= Slab Creek Dam =

Dam on the American River watershed in California

Slab Creek Dam is a dam in the American River watershed of the central Sierra Nevada, within El Dorado County, California.

The dam and reservoir impound the upper South Fork American River for hydroelectric power, and are named for Slab Creek, a nearby tributary.

==Dam==
The concrete arch dam was constructed in as part of the Upper American River Project by the Sacramento Municipal Utility District (SMUD). It has a height of 250 ft, and a length of 825 ft at its crest.

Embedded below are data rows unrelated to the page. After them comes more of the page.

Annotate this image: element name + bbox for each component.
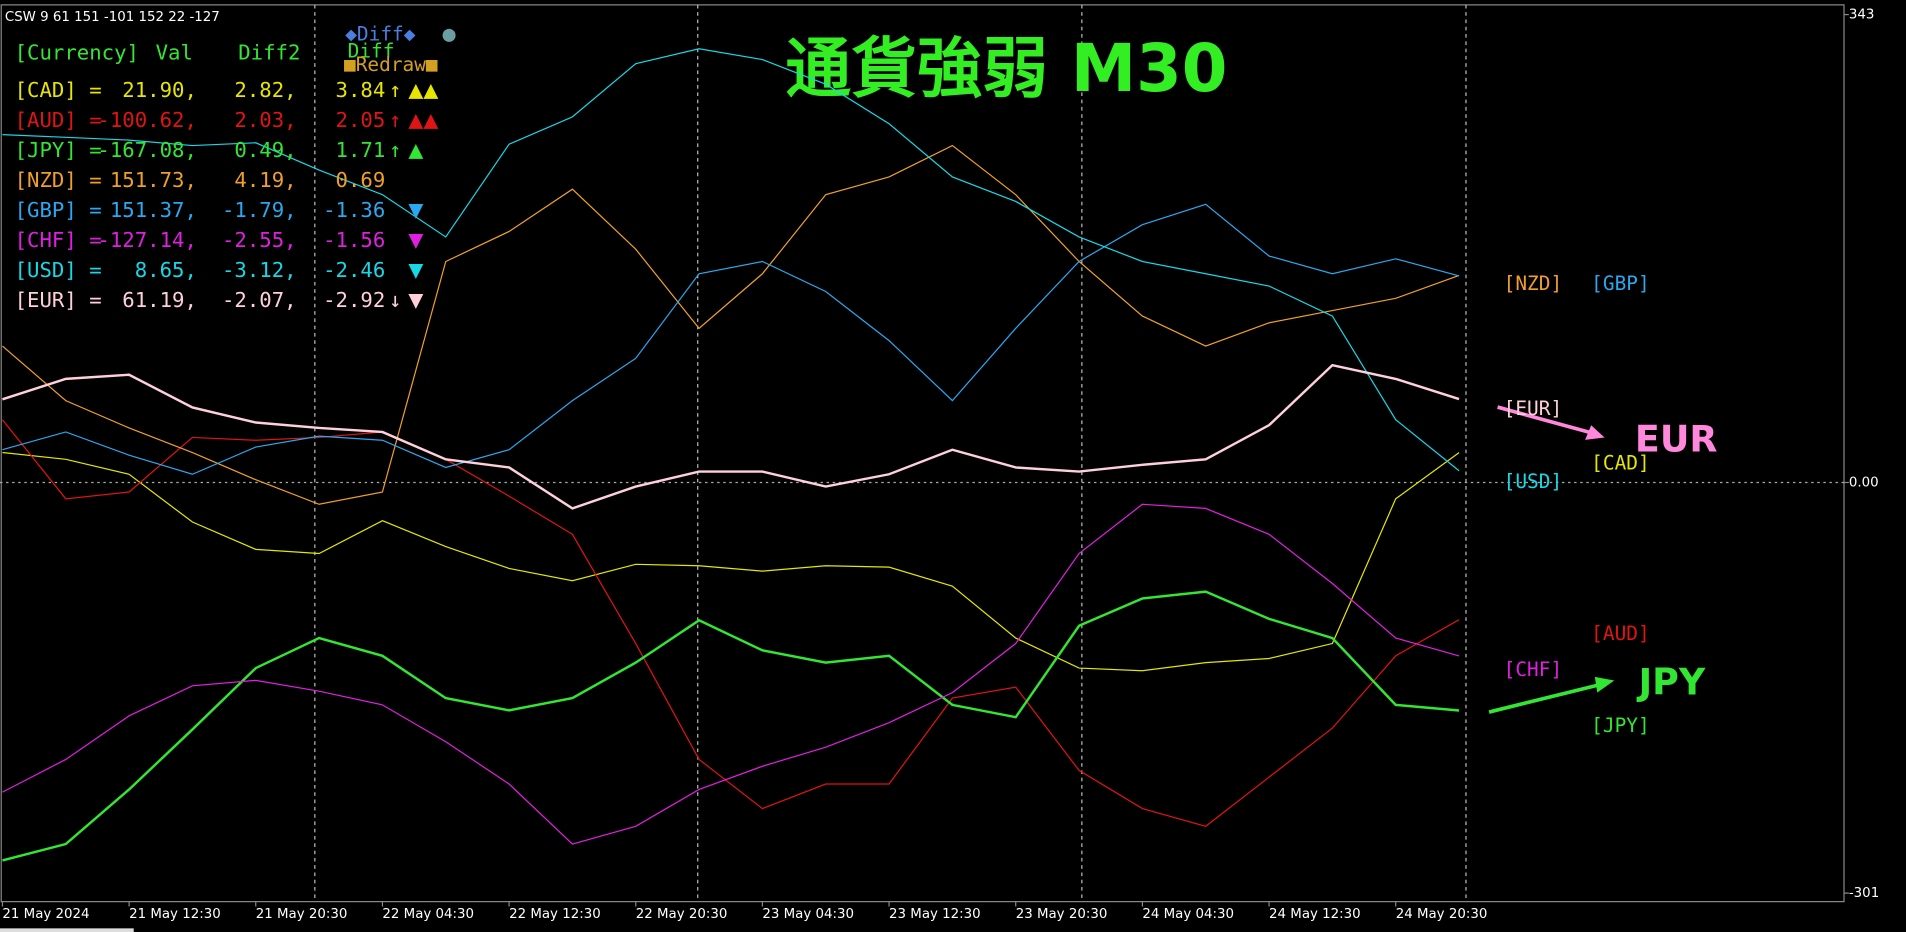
series-line	[2, 503, 1460, 845]
panel-cell: 0.69	[336, 168, 386, 192]
diff-label: Diff	[348, 40, 395, 63]
panel-signal: ▲▲	[408, 109, 438, 132]
scroll-bar	[0, 928, 134, 932]
panel-cell: 2.82,	[234, 78, 296, 102]
x-tick-label: 22 May 20:30	[636, 907, 728, 922]
series-line	[2, 363, 1460, 510]
panel-header: Diff2	[238, 40, 300, 64]
panel-arrow: ↑	[389, 108, 401, 132]
panel-cell: 151.73,	[110, 168, 197, 192]
panel-cell: 1.71	[336, 138, 386, 162]
y-tick-label: -301	[1849, 886, 1879, 901]
panel-arrow: ↓	[389, 288, 401, 312]
panel-signal: ▼	[408, 259, 423, 282]
arrow-head	[1594, 676, 1615, 693]
series-line	[2, 48, 1460, 472]
indicator-header: CSW 9 61 151 -101 152 22 -127	[5, 10, 220, 25]
annotation-arrow	[1488, 682, 1603, 714]
x-tick-label: 24 May 04:30	[1142, 907, 1234, 922]
panel-signal: ▼	[408, 229, 423, 252]
x-tick-label: 21 May 20:30	[256, 907, 348, 922]
plot-frame	[0, 4, 1845, 903]
chart-title: 通貨強弱 M30	[786, 31, 1228, 107]
annotation: EUR	[1635, 418, 1718, 461]
period-separators	[314, 4, 1467, 902]
x-tick-label: 21 May 12:30	[129, 907, 221, 922]
diff-button[interactable]: ◆Diff◆	[345, 23, 416, 46]
panel-cell: -167.08,	[97, 138, 197, 162]
legend-label: [NZD]	[1504, 272, 1563, 295]
redraw-button[interactable]: ■Redraw■	[344, 53, 438, 76]
legend-label: [CAD]	[1591, 452, 1650, 475]
panel-cell: [NZD] =	[15, 168, 102, 192]
panel-cell: 151.37,	[110, 198, 197, 222]
annotation-arrow	[1497, 405, 1596, 436]
y-tick-label: 0.00	[1849, 475, 1879, 490]
panel-arrow: ↑	[389, 138, 401, 162]
panel-signal: ▲	[408, 139, 423, 162]
series-line	[2, 203, 1460, 475]
legend-label: [JPY]	[1591, 714, 1650, 737]
panel-signal: ▼	[408, 199, 423, 222]
panel-cell: -2.46	[323, 258, 385, 282]
x-tick-label: 21 May 2024	[2, 907, 89, 922]
panel-signal: ▼	[408, 289, 423, 312]
panel-arrow: ↑	[389, 78, 401, 102]
x-tick-label: 23 May 20:30	[1016, 907, 1108, 922]
panel-cell: 8.65,	[135, 258, 197, 282]
x-tick-label: 23 May 12:30	[889, 907, 981, 922]
panel-cell: [JPY] =	[15, 138, 102, 162]
panel-cell: [AUD] =	[15, 108, 102, 132]
panel-signal: ▲▲	[408, 79, 438, 102]
arrow-head	[1585, 425, 1605, 440]
panel-cell: 61.19,	[122, 288, 197, 312]
y-tick-label: 343	[1849, 8, 1875, 23]
panel-cell: -127.14,	[97, 228, 197, 252]
panel-cell: -1.56	[323, 228, 385, 252]
panel-cell: 2.05	[336, 108, 386, 132]
panel-header: Val	[156, 40, 193, 64]
panel-cell: -1.36	[323, 198, 385, 222]
panel-cell: [USD] =	[15, 258, 102, 282]
panel-cell: -2.92	[323, 288, 385, 312]
series-line	[1, 419, 1460, 827]
legend-label: [EUR]	[1504, 397, 1563, 420]
x-tick-label: 24 May 20:30	[1396, 907, 1488, 922]
annotation: JPY	[1636, 661, 1706, 704]
panel-cell: -1.79,	[222, 198, 297, 222]
legend-label: [GBP]	[1591, 272, 1650, 295]
panel-cell: 0.49,	[234, 138, 296, 162]
panel-cell: -3.12,	[222, 258, 297, 282]
panel-cell: 21.90,	[122, 78, 197, 102]
legend-label: [AUD]	[1591, 622, 1650, 645]
x-tick-label: 23 May 04:30	[762, 907, 854, 922]
circle-button[interactable]: ●	[442, 22, 456, 47]
panel-cell: -2.55,	[222, 228, 297, 252]
panel-cell: -100.62,	[97, 108, 197, 132]
panel-cell: 2.03,	[234, 108, 296, 132]
panel-cell: 3.84	[336, 78, 386, 102]
series-line	[2, 451, 1460, 672]
x-tick-label: 22 May 04:30	[382, 907, 474, 922]
legend-label: [CHF]	[1504, 658, 1563, 681]
panel-cell: [CAD] =	[15, 78, 102, 102]
panel-header: [Currency]	[15, 40, 139, 64]
panel-cell: -2.07,	[222, 288, 297, 312]
series-line	[2, 144, 1460, 505]
series-line	[2, 590, 1460, 862]
x-tick-label: 22 May 12:30	[509, 907, 601, 922]
panel-cell: [CHF] =	[15, 228, 102, 252]
legend-label: [USD]	[1504, 470, 1563, 493]
x-tick-label: 24 May 12:30	[1269, 907, 1361, 922]
panel-cell: [EUR] =	[15, 288, 102, 312]
panel-cell: 4.19,	[234, 168, 296, 192]
panel-cell: [GBP] =	[15, 198, 102, 222]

Slab Creek Dam is one of several dams and reservoirs owned by SMUD. Others include the 1959 Ice House Dam, the 1963 Loon Lake Dam, and the 1963 Union Valley Dam.

==Slab Creek Reservoir==
The reservoir the dam creates, Slab Creek Reservoir, has a normal water surface of 249 acres, and a normal capacity of 16,600 acre-feet. Recreation on and around the reservoir includes fishing, camping, and rafting.

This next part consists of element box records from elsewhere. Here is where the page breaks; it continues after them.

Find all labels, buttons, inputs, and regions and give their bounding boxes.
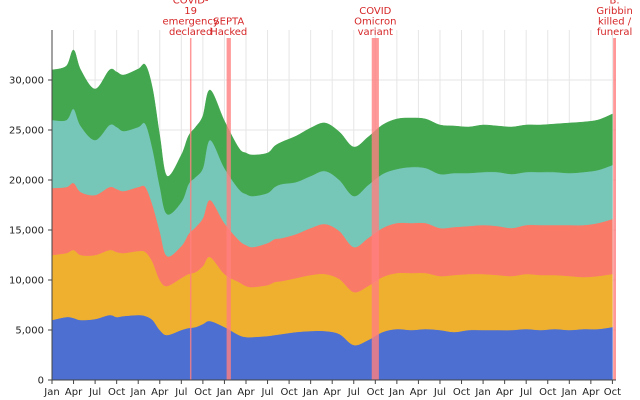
x-tick-label: Jan	[561, 387, 577, 398]
annotation-label: COVID-	[173, 0, 209, 7]
x-tick-label: Jan	[130, 387, 146, 398]
x-tick-label: Jul	[519, 387, 532, 398]
x-tick-label: Jul	[347, 387, 360, 398]
x-tick-label: Jul	[261, 387, 274, 398]
x-tick-label: Jan	[43, 387, 59, 398]
x-tick-label: Jan	[388, 387, 404, 398]
x-tick-label: Jan	[474, 387, 490, 398]
annotation-label: SEPTA	[213, 17, 244, 28]
x-tick-label: Apr	[237, 387, 255, 398]
x-tick-label: Apr	[582, 387, 600, 398]
axis-layer: 0 5,000 10,000 15,000 20,000 25,000 30,000 Jan A…	[9, 30, 621, 398]
y-tick-label: 5,000	[15, 326, 44, 337]
area-series-5	[51, 49, 613, 215]
x-tick-label: Jul	[174, 387, 187, 398]
annotation-label: COVID	[359, 6, 391, 17]
x-tick-label: Apr	[65, 387, 83, 398]
annotation-label: declared	[169, 27, 212, 38]
x-tick-label: Oct	[539, 387, 556, 398]
annotation-label: variant	[358, 27, 393, 38]
x-tick-label: Apr	[496, 387, 514, 398]
annotation-label: Omicron	[354, 17, 396, 28]
area-layer	[51, 49, 613, 381]
y-tick-label: 15,000	[9, 226, 44, 237]
y-tick-label: 30,000	[9, 76, 44, 87]
annotation-band-2	[226, 38, 231, 380]
x-tick-label: Oct	[280, 387, 297, 398]
x-tick-label: Jul	[88, 387, 101, 398]
x-tick-label: Jan	[302, 387, 318, 398]
annotation-band-4	[613, 38, 616, 380]
y-tick-label: 0	[38, 376, 44, 387]
x-tick-label: Oct	[453, 387, 470, 398]
annotation-label: B.	[610, 0, 620, 7]
x-tick-label: Jul	[433, 387, 446, 398]
x-tick-label: Oct	[108, 387, 125, 398]
annotation-label: emergency	[163, 17, 219, 28]
x-tick-label: Oct	[367, 387, 384, 398]
annotation-label: 19	[184, 6, 197, 17]
annotation-label: Hacked	[210, 27, 247, 38]
y-tick-label: 20,000	[9, 176, 44, 187]
x-tick-label: Oct	[604, 387, 621, 398]
x-tick-label: Apr	[410, 387, 428, 398]
x-tick-label: Jan	[216, 387, 232, 398]
x-tick-label: Oct	[194, 387, 211, 398]
x-tick-label: Apr	[324, 387, 342, 398]
x-tick-label: Apr	[151, 387, 169, 398]
annotation-band-1	[189, 38, 192, 380]
annotation-label: killed /	[598, 17, 632, 28]
y-tick-label: 10,000	[9, 276, 44, 287]
annotation-label: funeral	[597, 27, 632, 38]
annotation-label: Gribbin	[596, 6, 632, 17]
annotation-band-3	[371, 38, 379, 380]
y-tick-label: 25,000	[9, 126, 44, 137]
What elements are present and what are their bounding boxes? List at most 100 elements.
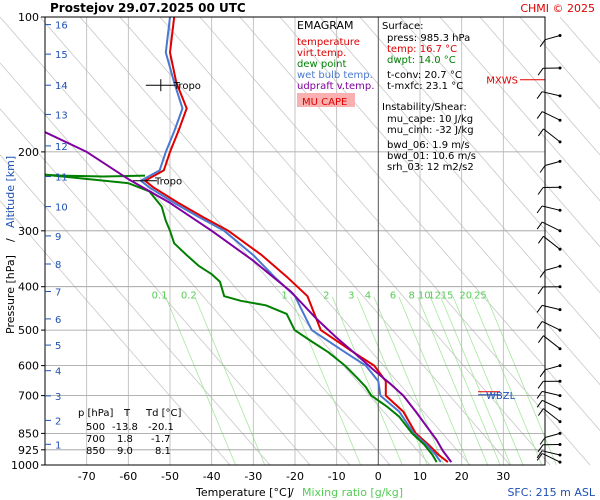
wind-barb-shaft — [544, 265, 561, 271]
temperature-tick-label: -30 — [244, 470, 262, 483]
altitude-tick-label: 5 — [55, 341, 61, 352]
wind-barb — [539, 431, 562, 445]
table-cell: 500 — [86, 422, 105, 433]
pressure-tick-label: 850 — [18, 427, 39, 440]
mixing-ratio-label: 3 — [348, 291, 354, 302]
wind-barb-dot — [558, 443, 562, 446]
wind-barb-shaft — [543, 335, 561, 350]
ylabel-separator: / — [4, 238, 17, 242]
mixing-ratio-line — [440, 296, 511, 466]
wind-barb-dot — [558, 208, 562, 212]
wind-barb — [536, 205, 562, 214]
wind-barb-flag — [536, 400, 543, 408]
wind-barb-shaft — [541, 221, 561, 232]
wind-barb — [537, 408, 562, 424]
wind-barb-flag — [536, 91, 543, 99]
wind-barb-flag — [537, 236, 544, 244]
altitude-tick-label: 6 — [55, 315, 61, 326]
ylabel-pressure: Pressure [hPa] — [4, 255, 17, 334]
wind-barb-dot — [558, 34, 562, 37]
altitude-tick-label: 1 — [55, 440, 61, 451]
pressure-tick-label: 300 — [18, 225, 39, 238]
wind-barb-flag — [536, 221, 543, 230]
wind-barb-flag — [536, 391, 543, 399]
axes: 1002003004005006007008509251000161514131… — [11, 11, 510, 483]
mu-cape-value: mu_cape: 10 J/kg — [387, 114, 473, 125]
wind-barb — [539, 264, 562, 278]
wind-barb-dot — [558, 379, 562, 383]
wind-barb — [536, 390, 562, 399]
wind-barb-dot — [558, 328, 562, 332]
legend: EMAGRAM temperature virt.temp. dew point… — [297, 19, 374, 108]
dry-adiabat-line — [239, 16, 600, 432]
wind-barb-shaft — [544, 365, 561, 371]
wind-barb — [539, 34, 562, 47]
xlabel-temperature: Temperature [°C] — [195, 486, 291, 499]
dry-adiabat-line — [0, 16, 391, 466]
ylabel-altitude: Altitude [km] — [4, 156, 17, 228]
wind-barb-shaft — [541, 450, 561, 456]
mixing-ratio-line — [331, 296, 403, 466]
table-cell: 9.0 — [117, 446, 133, 457]
wind-barb-dot — [558, 308, 562, 312]
wind-barb-flag — [536, 321, 543, 329]
wind-barb — [536, 221, 562, 233]
xlabel-mixing-ratio: Mixing ratio [g/kg] — [302, 486, 403, 499]
temperature-tick-label: -40 — [203, 470, 221, 483]
wind-barb — [536, 452, 562, 464]
wind-barb-flag — [537, 128, 544, 137]
altitude-tick-label: 3 — [55, 392, 61, 403]
wind-barb-flag — [537, 335, 544, 343]
pressure-tick-label: 1000 — [11, 459, 39, 472]
mixing-ratio-label: 2 — [323, 291, 329, 302]
wind-barb-dot — [558, 66, 562, 70]
wind-barb-dot — [558, 247, 562, 251]
wind-barb — [536, 91, 562, 99]
mixing-ratio-line — [417, 296, 489, 466]
series-line-udpraft-v-temp- — [45, 130, 453, 463]
wind-barb — [536, 450, 562, 459]
sfc-label: SFC: 215 m ASL — [507, 486, 595, 499]
pressure-tick-label: 500 — [18, 324, 39, 337]
legend-virt-temp: virt.temp. — [297, 48, 346, 59]
mixing-ratio-line — [290, 296, 361, 466]
altitude-tick-label: 7 — [55, 288, 61, 299]
legend-title: EMAGRAM — [297, 19, 354, 32]
surface-title: Surface: — [382, 21, 423, 32]
wind-barb-dot — [558, 94, 562, 98]
mu-cape-badge — [297, 93, 355, 107]
wind-barbs — [536, 34, 562, 464]
wind-barb — [537, 66, 562, 76]
wind-barb-dot — [558, 140, 562, 144]
wind-barb-dot — [558, 460, 562, 464]
mixing-ratio-label: 0.1 — [152, 291, 168, 302]
wind-barb-dot — [558, 285, 562, 289]
wind-barb-shaft — [541, 111, 561, 121]
series-line-wet-bulb-temp- — [139, 17, 442, 463]
table-header-t: T — [123, 408, 131, 419]
wind-barb-shaft — [544, 35, 561, 41]
wind-barb-dot — [558, 420, 562, 424]
dry-adiabat-line — [119, 16, 511, 466]
wind-barb — [537, 335, 562, 351]
level-table: p [hPa] T Td [°C] 500 -13.8 -20.1 700 1.… — [78, 408, 182, 457]
table-cell: 700 — [86, 434, 105, 445]
altitude-tick-label: 14 — [55, 81, 68, 92]
dry-adiabat-line — [439, 16, 600, 202]
tropopause-label-lower: Tropo — [154, 177, 182, 188]
wind-barb-shaft — [541, 399, 561, 410]
table-header-td: Td [°C] — [145, 408, 182, 419]
bwd-01-value: bwd_01: 10.6 m/s — [387, 151, 476, 162]
wind-barb — [537, 185, 562, 195]
altitude-tick-label: 10 — [55, 203, 68, 214]
altitude-tick-label: 13 — [55, 110, 68, 121]
srh-03-value: srh_03: 12 m2/s2 — [387, 162, 474, 173]
wind-barb — [539, 159, 562, 173]
mixing-ratio-label: 10 — [418, 291, 431, 302]
dry-adiabat-line — [399, 16, 600, 248]
pressure-tick-label: 700 — [18, 390, 39, 403]
mixing-ratio-line — [398, 296, 470, 466]
pressure-tick-label: 400 — [18, 281, 39, 294]
dry-adiabat-line — [519, 16, 600, 110]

==Iowa Hill Pumped-Storage Project==
An additional project called the Iowa Hill Pumped-Storage Project was planned in 2001, which would have taken water from the Slab Creek reservoir during off-peak times, to be released for electricity generation at times of high demand. In February 2016 the project was cancelled, on the grounds that by the time it was completed, that type of storage would not be needed.